The notebook covers the creation of sequences of tokens from words in a sentence.

In [1]:
from tensorflow.keras.preprocessing.text import Tokenizer

2023-08-23 08:38:09.729987: I tensorflow/tsl/cuda/cudart_stub.cc:28] Could not find cuda drivers on your machine, GPU will not be used.
2023-08-23 08:38:09.811772: I tensorflow/tsl/cuda/cudart_stub.cc:28] Could not find cuda drivers on your machine, GPU will not be used.
2023-08-23 08:38:09.813619: I tensorflow/core/platform/cpu_feature_guard.cc:182] This TensorFlow binary is optimized to use available CPU instructions in performance-critical operations.
To enable the following instructions: AVX2 AVX512F FMA, in other operations, rebuild TensorFlow with the appropriate compiler flags.

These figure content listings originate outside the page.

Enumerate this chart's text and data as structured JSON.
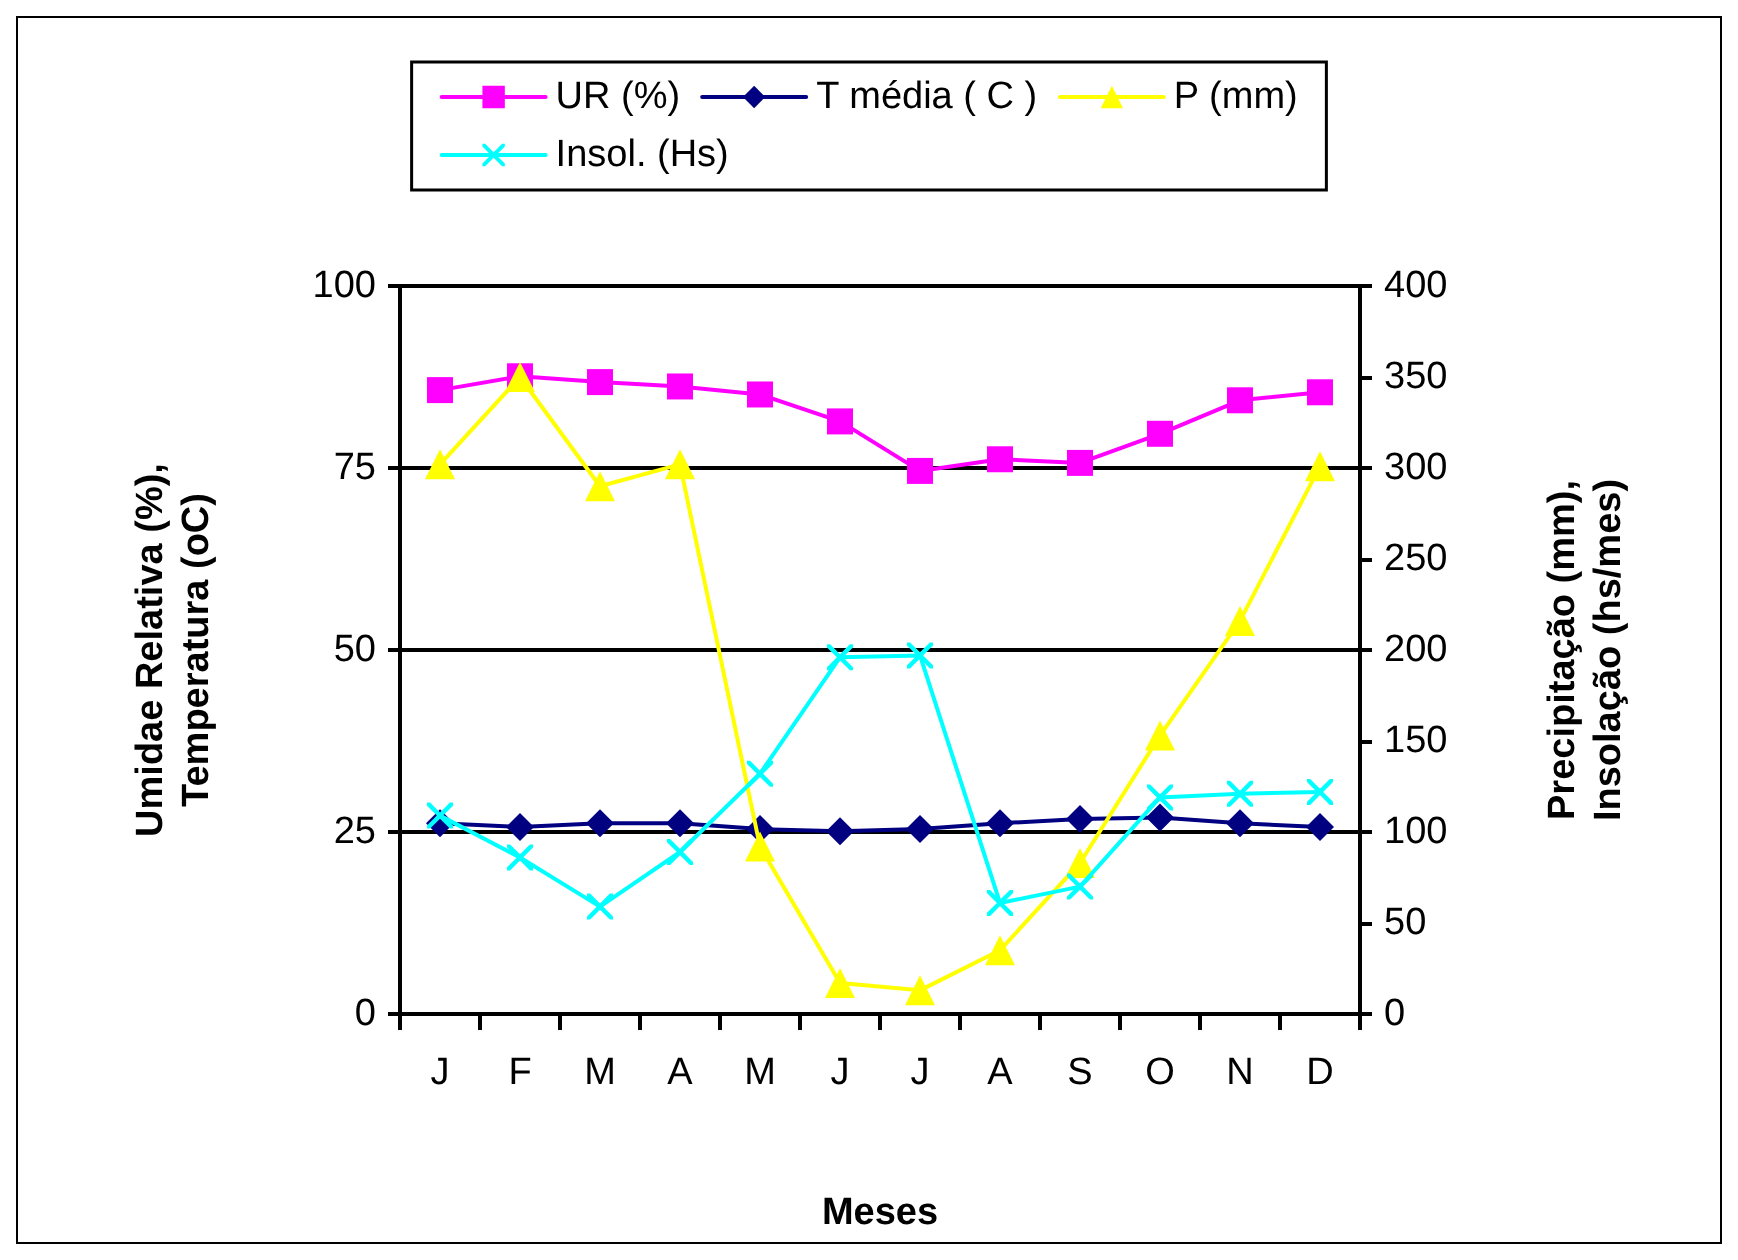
{
  "chart_data": {
    "type": "line",
    "xlabel": "Meses",
    "ylabel": "Umidae Relativa (%),\nTemperatura (oC)",
    "y2label": "Precipitação (mm),\nInsolação (hs/mes)",
    "categories": [
      "J",
      "F",
      "M",
      "A",
      "M",
      "J",
      "J",
      "A",
      "S",
      "O",
      "N",
      "D"
    ],
    "series": [
      {
        "name": "UR (%)",
        "color": "#ff00ff",
        "marker": "square",
        "values": [
          85.7,
          87.6,
          86.8,
          86.2,
          85.1,
          81.4,
          74.6,
          76.2,
          75.7,
          79.7,
          84.3,
          85.4
        ]
      },
      {
        "name": "T média ( C )",
        "color": "#000080",
        "marker": "diamond",
        "values": [
          26.2,
          25.7,
          26.2,
          26.2,
          25.4,
          25.1,
          25.4,
          26.2,
          26.8,
          27,
          26.2,
          25.7
        ]
      },
      {
        "name": "P (mm)",
        "color": "#ffff00",
        "marker": "triangle",
        "axis": "y2",
        "values": [
          302,
          350,
          290,
          302,
          92,
          17,
          13,
          35,
          83,
          153,
          216,
          301
        ]
      },
      {
        "name": "Insol. (Hs)",
        "color": "#00ffff",
        "marker": "cross",
        "axis": "y2",
        "values": [
          109,
          86,
          59,
          89,
          132,
          196,
          197,
          61,
          70,
          119,
          121,
          122
        ]
      }
    ],
    "ylim": [
      0,
      100
    ],
    "yticks": [
      0,
      25,
      50,
      75,
      100
    ],
    "y2lim": [
      0,
      400
    ],
    "y2ticks": [
      0,
      50,
      100,
      150,
      200,
      250,
      300,
      350,
      400
    ],
    "grid": "y",
    "legend": "top",
    "line_style": "solid"
  }
}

## Define training sentences in a list

In [2]:
##define list of sentences to tokenize
train_sentences = [
             'It is a sunny day',
             'It is a cloudy day',
             'Will it rain today?'

]

## Train the tokenizer

In [4]:
##set up the tokenizer
tokenizer = Tokenizer(num_words=100)

##train the tokenizer on training sentences
tokenizer.fit_on_texts(train_sentences)

##store word index for the words in the sentence
word_index = tokenizer.word_index

## Create sequences

In [7]:
##create sequences using tokenizer
sequences = tokenizer.texts_to_sequences(train_sentences)

In [8]:
##print word index dictionary and sequences
print(f"Word index -->{word_index}")
print(f"Sequences of words -->{sequences}")

Word index -->{'it': 1, 'is': 2, 'a': 3, 'day': 4, 'sunny': 5, 'cloudy': 6, 'will': 7, 'rain': 8, 'today': 9}
Sequences of words -->[[1, 2, 3, 5, 4], [1, 2, 3, 6, 4], [7, 1, 8, 9]]


In [9]:
##print sample sentence and sequence
print(train_sentences[0])
print(sequences[0])

It is a sunny day
[1, 2, 3, 5, 4]


## Tokenizing new data using the same tokenizer

In [10]:
new_sentences = [
                 'Will it be raining today?',
                 'It is a pleasant day.'
]

In [11]:
new_sequences = tokenizer.texts_to_sequences(new_sentences)

In [12]:
print(new_sentences)
print(new_sequences)

['Will it be raining today?', 'It is a pleasant day.']
[[7, 1, 9], [1, 2, 3, 4]]


## Replacing newly encountered words with special values

In [13]:
##set up the tokenizer again with oov_token
tokenizer = Tokenizer(num_words=100, oov_token = "<oov>")

##train the new tokenizer on training sentences
tokenizer.fit_on_texts(train_sentences)

##store word index for the words in the sentence
word_index = tokenizer.word_index

In [14]:
##create sequences of the new sentences
new_sequences = tokenizer.texts_to_sequences(new_sentences)
print(word_index)
print(new_sequences)

{'<oov>': 1, 'it': 2, 'is': 3, 'a': 4, 'day': 5, 'sunny': 6, 'cloudy': 7, 'will': 8, 'rain': 9, 'today': 10}
[[8, 2, 1, 1, 10], [2, 3, 4, 1, 5]]